Spectacular!

A private (members-only) forum for discussing all issues related to the Beta test of Native mode devices.
Locked
GTBecker
Posts: 616
Joined: 17 January 2006, 19:59 PM
Location: Cape Coral

Spectacular!

Post by GTBecker »

A 32-bit floating-point multiplicitive inverse of a 3x3 matrix takes 1830µS on a ZX-24a; it takes 464µS on a ZX-24n, a 3.95x speedup. Fantastic!

FYI, this is 8.16 times the speed of a BX-24 which takes 3789µS, and 7.45 times as fast as a BX-24p (3457µS).

Superb!
Tom
mikep
Posts: 796
Joined: 24 September 2005, 15:54 PM

Re: Spectacular!

Post by mikep »

GTBecker wrote:A 32-bit floating-point multiplicitive inverse of a 3x3 matrix takes 1830µS on a ZX-24a; it takes 464µS on a ZX-24n, a 3.95x speedup. Fantastic!

FYI, this is 8.16 times the speed of a BX-24 which takes 3789µS, and 7.45 times as fast as a BX-24p (3457µS).
Yes this is good but not entirely unexpected. The clock speed of the ZX devices is twice that of the BX so not surprisingly it is half the speed. The 4x speedup is good and shows the overhead of the VM and multiple calls into the VM. I'm sure GCC also optimized some of your code as well.

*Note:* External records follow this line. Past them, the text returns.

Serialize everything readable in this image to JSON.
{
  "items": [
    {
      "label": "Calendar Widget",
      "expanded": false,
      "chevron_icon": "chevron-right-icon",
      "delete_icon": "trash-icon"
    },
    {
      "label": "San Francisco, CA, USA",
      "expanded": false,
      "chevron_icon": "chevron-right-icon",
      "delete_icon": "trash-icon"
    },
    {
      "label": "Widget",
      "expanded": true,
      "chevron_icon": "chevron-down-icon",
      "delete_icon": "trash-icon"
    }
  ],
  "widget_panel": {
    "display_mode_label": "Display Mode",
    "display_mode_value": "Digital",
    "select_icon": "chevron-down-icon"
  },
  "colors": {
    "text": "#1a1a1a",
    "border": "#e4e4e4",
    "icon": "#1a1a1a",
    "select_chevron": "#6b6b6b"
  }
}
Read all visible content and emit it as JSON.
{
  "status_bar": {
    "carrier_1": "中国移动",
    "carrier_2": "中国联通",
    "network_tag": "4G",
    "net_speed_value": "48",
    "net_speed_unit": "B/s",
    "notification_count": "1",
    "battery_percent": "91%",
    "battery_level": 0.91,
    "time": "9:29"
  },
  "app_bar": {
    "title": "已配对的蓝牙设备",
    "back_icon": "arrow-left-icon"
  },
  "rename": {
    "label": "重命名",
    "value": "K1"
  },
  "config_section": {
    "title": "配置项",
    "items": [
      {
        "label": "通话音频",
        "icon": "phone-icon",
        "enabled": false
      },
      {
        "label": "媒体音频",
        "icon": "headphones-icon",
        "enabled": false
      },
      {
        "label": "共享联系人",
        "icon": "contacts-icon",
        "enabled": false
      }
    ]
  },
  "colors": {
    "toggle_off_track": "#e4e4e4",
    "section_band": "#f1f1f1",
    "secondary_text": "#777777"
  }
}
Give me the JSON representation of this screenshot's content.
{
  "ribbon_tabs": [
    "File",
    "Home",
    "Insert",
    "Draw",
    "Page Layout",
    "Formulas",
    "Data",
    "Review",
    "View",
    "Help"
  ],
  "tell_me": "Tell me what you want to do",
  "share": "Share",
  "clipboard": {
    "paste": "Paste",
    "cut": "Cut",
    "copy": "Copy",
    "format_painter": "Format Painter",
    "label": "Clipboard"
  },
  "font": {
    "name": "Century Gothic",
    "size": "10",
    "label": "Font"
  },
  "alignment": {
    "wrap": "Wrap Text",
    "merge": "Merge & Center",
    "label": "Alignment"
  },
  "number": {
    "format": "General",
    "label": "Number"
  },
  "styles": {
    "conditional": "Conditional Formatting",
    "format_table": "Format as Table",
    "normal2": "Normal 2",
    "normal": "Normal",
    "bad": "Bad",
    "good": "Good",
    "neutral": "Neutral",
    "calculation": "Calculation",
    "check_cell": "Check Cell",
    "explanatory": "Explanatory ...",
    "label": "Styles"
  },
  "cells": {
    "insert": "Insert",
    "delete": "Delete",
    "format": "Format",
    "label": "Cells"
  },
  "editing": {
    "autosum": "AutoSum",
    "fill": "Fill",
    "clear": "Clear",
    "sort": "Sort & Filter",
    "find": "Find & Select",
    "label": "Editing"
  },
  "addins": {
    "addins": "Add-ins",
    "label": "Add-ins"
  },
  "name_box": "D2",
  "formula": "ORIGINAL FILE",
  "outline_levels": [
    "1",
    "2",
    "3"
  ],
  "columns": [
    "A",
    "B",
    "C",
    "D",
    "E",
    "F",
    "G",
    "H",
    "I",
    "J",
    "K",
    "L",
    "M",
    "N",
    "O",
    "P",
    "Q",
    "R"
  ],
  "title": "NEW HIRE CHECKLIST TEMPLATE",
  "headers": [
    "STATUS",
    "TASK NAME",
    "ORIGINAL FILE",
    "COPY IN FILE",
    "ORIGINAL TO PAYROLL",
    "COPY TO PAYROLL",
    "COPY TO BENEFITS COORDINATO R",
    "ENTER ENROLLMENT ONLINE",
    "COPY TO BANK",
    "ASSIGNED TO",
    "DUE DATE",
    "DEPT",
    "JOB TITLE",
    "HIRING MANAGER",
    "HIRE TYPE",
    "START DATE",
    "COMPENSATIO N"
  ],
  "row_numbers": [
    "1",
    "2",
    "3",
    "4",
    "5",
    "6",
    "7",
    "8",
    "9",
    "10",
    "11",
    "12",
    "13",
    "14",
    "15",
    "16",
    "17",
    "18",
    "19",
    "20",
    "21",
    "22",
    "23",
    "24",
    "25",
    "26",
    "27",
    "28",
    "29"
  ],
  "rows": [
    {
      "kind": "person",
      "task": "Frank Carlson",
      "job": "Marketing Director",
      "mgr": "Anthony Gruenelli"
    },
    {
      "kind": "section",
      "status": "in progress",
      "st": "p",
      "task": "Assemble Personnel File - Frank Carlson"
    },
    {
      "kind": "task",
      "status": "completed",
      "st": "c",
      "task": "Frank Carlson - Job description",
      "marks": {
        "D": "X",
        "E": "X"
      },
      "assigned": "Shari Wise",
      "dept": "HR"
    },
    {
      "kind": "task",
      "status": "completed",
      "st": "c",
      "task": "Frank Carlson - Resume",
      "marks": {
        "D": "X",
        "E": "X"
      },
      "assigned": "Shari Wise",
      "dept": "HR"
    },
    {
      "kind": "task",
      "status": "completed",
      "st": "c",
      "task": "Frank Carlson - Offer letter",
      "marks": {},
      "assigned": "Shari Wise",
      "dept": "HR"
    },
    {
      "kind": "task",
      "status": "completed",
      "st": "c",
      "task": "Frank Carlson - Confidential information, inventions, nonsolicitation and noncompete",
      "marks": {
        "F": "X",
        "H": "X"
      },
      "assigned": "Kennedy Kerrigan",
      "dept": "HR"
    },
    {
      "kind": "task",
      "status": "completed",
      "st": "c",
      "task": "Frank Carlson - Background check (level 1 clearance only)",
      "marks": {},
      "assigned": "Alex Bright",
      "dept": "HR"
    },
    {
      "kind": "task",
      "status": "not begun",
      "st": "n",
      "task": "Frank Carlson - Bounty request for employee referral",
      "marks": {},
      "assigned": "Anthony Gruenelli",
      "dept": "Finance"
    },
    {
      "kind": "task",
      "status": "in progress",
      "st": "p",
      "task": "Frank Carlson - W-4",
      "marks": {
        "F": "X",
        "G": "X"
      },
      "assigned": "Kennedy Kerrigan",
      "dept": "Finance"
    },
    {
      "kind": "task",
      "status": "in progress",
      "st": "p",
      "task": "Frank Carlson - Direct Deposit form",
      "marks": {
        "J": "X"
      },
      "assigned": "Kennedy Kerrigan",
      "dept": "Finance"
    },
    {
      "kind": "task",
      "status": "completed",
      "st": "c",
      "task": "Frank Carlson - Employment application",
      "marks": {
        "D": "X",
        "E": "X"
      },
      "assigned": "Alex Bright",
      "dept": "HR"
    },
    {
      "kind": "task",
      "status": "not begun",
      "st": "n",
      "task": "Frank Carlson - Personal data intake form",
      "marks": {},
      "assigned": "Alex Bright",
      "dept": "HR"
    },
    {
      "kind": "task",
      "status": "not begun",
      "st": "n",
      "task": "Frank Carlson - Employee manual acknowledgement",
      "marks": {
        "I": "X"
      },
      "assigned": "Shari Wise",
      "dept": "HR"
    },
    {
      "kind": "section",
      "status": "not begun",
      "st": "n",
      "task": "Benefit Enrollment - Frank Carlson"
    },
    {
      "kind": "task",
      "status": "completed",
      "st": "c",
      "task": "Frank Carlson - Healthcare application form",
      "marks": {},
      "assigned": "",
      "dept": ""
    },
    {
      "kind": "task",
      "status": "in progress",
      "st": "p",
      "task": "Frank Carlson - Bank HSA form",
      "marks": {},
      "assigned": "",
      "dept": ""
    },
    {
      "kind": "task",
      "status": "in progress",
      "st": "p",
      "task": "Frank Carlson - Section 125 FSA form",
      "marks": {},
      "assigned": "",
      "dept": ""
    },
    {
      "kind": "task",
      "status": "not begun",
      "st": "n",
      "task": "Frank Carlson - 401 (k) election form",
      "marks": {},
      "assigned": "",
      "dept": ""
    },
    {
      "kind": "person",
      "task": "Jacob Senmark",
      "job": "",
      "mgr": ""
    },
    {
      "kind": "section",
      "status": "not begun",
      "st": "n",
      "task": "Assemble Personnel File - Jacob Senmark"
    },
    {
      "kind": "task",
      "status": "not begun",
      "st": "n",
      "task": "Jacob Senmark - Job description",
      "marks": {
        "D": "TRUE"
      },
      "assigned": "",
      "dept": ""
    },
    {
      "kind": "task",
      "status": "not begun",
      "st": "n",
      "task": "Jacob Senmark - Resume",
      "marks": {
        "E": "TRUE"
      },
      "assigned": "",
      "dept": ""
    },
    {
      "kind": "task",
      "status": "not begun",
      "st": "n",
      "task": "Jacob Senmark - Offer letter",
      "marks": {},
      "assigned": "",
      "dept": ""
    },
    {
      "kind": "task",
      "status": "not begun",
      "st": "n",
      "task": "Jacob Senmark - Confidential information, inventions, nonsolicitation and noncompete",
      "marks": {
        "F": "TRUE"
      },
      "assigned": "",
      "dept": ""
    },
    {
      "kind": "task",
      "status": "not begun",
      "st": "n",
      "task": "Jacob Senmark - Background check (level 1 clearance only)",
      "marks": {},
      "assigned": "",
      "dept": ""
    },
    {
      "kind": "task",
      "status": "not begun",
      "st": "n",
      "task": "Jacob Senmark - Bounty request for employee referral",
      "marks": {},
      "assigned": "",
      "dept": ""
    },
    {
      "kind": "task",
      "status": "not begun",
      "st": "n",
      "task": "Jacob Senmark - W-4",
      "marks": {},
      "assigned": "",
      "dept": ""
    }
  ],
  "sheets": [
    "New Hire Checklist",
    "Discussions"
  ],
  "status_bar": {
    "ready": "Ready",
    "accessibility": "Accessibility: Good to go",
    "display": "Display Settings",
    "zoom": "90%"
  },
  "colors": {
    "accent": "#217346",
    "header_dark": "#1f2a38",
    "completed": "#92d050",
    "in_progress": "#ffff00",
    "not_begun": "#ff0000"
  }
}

The next step is to replace your ZX function with custom C or assembler code which should enable you to get this time down to 350µs or less. No more Micromega uFPU :)
Mike Perks
stevech
Posts: 715
Joined: 22 February 2006, 20:56 PM

Post by stevech »

but let's not forget - speed vs. code density for p-code. Sometimes important.
mikep
Posts: 796
Joined: 24 September 2005, 15:54 PM

Post by mikep »

stevech wrote:but let's not forget - speed vs. code density for p-code. Sometimes important.
Absolutely. For many applications it is completely unnecessary to use native mode and VM instructions are all you need. Even for Tom's application, it might that the matrix inverse time of ~1.8ms doesn't affect overall system performance or end user perceived performance. Only optimize for execution performance where and when you need to.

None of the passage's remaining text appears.